The old Defense building which used to be located on County Road 44 has been named in an internal RCMP memorandum as having been a health hazard during the period the police force used it as a training facility. The CBC recently revealed that the RCMP had prepared a report on the hazardous materials contained in the building, including “friable asbestos, building materials containing silica, rodent and insect infestation, unsafe levels of lead in the water, and hazardous moulds.”

These health hazards may have contributed to the deaths of six RCMP officers who either trained or worked at the facility, and all of whom died between the ages of 39 and 57. The police force used the facility, primarily, as a training centre for their Special 1 unit, which undertakes electronic surveillance operations.

The building had a long history of undercover operations, being one of three Federal Readiness Units, designed to house and shelter government officials in case of a nuclear attack. Another Unit was the famous Diefenbunker in Carp. A two-storey building was built on Highway 16 (now County Road 44) across the road from the entrance to the Ferguson Forest Station. Before the building was ready for occupation, a special underground bunker was added to the structure to protect those using the site in the event of a nuclear attack.

The locations of these as Federal Readiness Units were chosen to be close to Ottawa, for ease of access, and had to be south and west of the capital to escape radioactive clouds that would be spread by the prevailing winds which blow from the west.
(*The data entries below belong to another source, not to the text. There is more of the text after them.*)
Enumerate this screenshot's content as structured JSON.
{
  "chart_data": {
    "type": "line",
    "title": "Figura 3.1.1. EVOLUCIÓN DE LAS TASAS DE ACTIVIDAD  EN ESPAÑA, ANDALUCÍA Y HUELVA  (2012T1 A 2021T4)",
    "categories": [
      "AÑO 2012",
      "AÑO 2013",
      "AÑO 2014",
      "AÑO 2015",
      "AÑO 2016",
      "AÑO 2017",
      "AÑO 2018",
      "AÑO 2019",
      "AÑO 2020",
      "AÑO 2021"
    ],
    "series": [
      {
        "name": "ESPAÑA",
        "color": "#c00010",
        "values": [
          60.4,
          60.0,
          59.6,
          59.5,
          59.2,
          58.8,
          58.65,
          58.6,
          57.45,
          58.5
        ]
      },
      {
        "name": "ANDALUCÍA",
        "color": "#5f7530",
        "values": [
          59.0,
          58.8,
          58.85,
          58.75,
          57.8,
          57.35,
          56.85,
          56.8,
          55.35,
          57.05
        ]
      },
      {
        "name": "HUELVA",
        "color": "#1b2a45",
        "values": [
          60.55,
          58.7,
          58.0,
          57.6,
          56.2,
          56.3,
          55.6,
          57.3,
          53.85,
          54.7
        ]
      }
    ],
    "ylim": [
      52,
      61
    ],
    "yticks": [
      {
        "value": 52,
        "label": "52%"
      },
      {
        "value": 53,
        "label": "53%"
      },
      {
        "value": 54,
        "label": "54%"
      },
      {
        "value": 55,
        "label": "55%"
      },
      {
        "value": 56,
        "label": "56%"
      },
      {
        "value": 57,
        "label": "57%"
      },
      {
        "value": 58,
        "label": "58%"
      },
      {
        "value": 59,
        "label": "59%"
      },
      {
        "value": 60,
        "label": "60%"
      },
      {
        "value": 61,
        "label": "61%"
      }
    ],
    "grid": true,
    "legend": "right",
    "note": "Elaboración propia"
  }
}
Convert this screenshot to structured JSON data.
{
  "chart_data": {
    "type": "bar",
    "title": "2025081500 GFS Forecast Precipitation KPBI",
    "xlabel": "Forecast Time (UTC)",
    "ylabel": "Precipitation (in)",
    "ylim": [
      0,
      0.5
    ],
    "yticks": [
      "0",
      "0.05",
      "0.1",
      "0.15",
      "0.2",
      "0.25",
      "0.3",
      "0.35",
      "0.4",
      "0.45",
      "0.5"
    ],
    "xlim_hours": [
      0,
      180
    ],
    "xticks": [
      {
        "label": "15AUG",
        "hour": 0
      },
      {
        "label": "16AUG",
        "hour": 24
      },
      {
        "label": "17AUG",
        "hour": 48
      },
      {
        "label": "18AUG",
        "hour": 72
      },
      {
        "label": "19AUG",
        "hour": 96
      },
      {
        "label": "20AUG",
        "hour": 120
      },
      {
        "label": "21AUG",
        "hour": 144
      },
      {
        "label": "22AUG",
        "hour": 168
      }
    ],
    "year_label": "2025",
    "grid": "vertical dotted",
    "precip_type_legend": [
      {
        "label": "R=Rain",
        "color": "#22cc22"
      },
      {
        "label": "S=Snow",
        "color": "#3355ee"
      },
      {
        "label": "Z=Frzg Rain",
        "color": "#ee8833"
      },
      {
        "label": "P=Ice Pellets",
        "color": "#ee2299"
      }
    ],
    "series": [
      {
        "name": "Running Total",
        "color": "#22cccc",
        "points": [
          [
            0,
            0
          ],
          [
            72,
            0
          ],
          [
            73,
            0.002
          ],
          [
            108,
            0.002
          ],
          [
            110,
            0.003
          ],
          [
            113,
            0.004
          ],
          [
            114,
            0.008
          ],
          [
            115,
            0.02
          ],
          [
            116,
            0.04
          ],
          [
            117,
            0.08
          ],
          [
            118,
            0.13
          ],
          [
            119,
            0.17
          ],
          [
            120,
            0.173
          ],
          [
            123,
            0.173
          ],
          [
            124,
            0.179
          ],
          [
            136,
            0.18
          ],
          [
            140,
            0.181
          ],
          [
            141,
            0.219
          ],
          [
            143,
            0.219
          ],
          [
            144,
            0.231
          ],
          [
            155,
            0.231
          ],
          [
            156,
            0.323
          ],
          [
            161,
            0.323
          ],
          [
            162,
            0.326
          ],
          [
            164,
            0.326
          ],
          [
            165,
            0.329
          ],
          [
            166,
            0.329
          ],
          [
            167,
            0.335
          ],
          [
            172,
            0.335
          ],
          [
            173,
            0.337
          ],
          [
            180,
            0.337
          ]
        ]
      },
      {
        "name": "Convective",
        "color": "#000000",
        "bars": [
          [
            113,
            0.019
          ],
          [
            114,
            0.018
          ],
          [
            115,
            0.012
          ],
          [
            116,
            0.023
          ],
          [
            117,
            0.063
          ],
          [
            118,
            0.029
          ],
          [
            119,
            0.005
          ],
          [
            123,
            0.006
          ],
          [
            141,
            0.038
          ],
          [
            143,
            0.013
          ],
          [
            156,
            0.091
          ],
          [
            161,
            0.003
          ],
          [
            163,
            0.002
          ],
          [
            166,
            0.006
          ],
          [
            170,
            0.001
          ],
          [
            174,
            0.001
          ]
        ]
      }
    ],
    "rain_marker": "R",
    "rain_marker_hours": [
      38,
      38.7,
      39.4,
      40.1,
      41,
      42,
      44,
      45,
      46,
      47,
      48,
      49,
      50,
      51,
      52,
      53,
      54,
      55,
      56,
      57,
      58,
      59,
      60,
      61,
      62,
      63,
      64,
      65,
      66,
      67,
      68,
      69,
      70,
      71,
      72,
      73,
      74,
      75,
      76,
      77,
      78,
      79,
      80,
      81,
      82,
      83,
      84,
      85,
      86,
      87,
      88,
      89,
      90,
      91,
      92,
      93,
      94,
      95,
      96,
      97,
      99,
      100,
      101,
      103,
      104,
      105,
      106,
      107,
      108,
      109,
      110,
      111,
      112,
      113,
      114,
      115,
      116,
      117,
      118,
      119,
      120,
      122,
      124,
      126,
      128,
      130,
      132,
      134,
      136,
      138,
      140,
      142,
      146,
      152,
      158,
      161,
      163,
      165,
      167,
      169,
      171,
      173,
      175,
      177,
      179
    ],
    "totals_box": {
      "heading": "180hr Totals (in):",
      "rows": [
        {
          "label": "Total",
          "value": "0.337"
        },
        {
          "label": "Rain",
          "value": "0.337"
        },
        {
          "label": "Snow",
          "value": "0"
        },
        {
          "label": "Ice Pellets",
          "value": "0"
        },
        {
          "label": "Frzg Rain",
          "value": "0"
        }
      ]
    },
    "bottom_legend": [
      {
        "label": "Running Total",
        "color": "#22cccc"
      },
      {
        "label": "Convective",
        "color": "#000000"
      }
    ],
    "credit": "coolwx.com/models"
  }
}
The Kemptville location was also chosen to be the back-up centre should the Diefenbunker itself be compromised, which meant that Kemptville would then become the government and communications centre for the Canadian Government. Cabinet Ministers and senior government officials would be divided between the Diefenbunker, the Kemptville site and the Carleton Place location, to ensure that government could continue even if two of the three sites were destroyed in an attack.

The facility closed in 2006. The RCMP is preparing letters to be sent out to those who worked in the building to inform them of the potential health concerns.